Monday, December 05, 2011

Professional Specialization

When people find out what I do for a living, the next question tends to be, "So what do you teach?" It irritates me a lot. I mean, if you say you're a doctor, people are not normally so ill-mannered as to ask you, "What specialty?" and I think that's generally true for lawyers and engineers.

The answer I normally give is: "I'll teach anything that I can teach. Hopefully it's something that the student(s) will benefit from."

Come on, all teachers in Atlantis are trained to teach. Just because they are pseudo-certified in two teaching subjects doesn't mean either a) that they are sufficiently educated, or b) that they are specialists, or c) that they will know how to handle all the things they're supposed to have been taught to handle.

I mean, all doctors in Atlantis learn anatomy, physiology, microbiology, pharmacology, community medicine, pathology, blah blah blah. It doesn't mean either a) that they are sufficiently educated, or b) that they are specialists, or c) that they will know how to handle all the things they're supposed to have been taught to handle.

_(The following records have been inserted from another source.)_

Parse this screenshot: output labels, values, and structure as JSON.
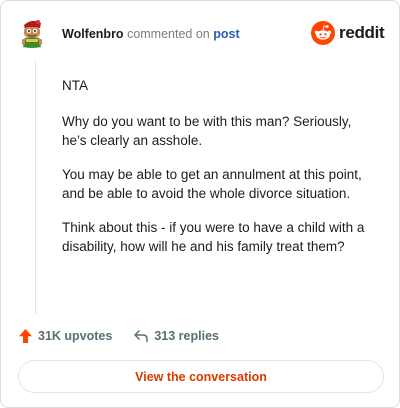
{
  "comment": {
    "username": "Wolfenbro",
    "verb": "commented on",
    "target": "post",
    "avatar_icon": "snoo-avatar-icon",
    "paragraphs": [
      "NTA",
      "Why do you want to be with this man? Seriously, he’s clearly an asshole.",
      "You may be able to get an annulment at this point, and be able to avoid the whole divorce situation.",
      "Think about this - if you were to have a child with a disability, how will he and his family treat them?"
    ]
  },
  "brand": {
    "wordmark": "reddit",
    "icon": "reddit-logo-icon",
    "color": "#ff4500"
  },
  "actions": {
    "upvotes": "31K upvotes",
    "upvote_icon": "upvote-arrow-icon",
    "upvote_color": "#ff4500",
    "replies": "313 replies",
    "reply_icon": "reply-arrow-icon"
  },
  "cta": {
    "label": "View the conversation",
    "color": "#d93a00"
  }
}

Someone once told me that doctors specialise so that they can reduce expectations. As a specialist, you can duck your professional responsibilities by saying that you are a specialist and hence not qualified to do other stuff — a dermatologist can thus excuse the inability (or lack of desire) to handle an obstetrics case even though the requisite training was received.

Apparently, the same thing is true of teachers. If you're a Chinese teacher, nobody can ask you to teach Science. If you're a Science teacher, nobody will panic you by dumping a Lit class on you. This means that you don't have to think so much, you don't have to learn so much, you can be more confident about being a greater ignoramus than you were in school while being more learned about less.

What a life. What a profession. What nonsense.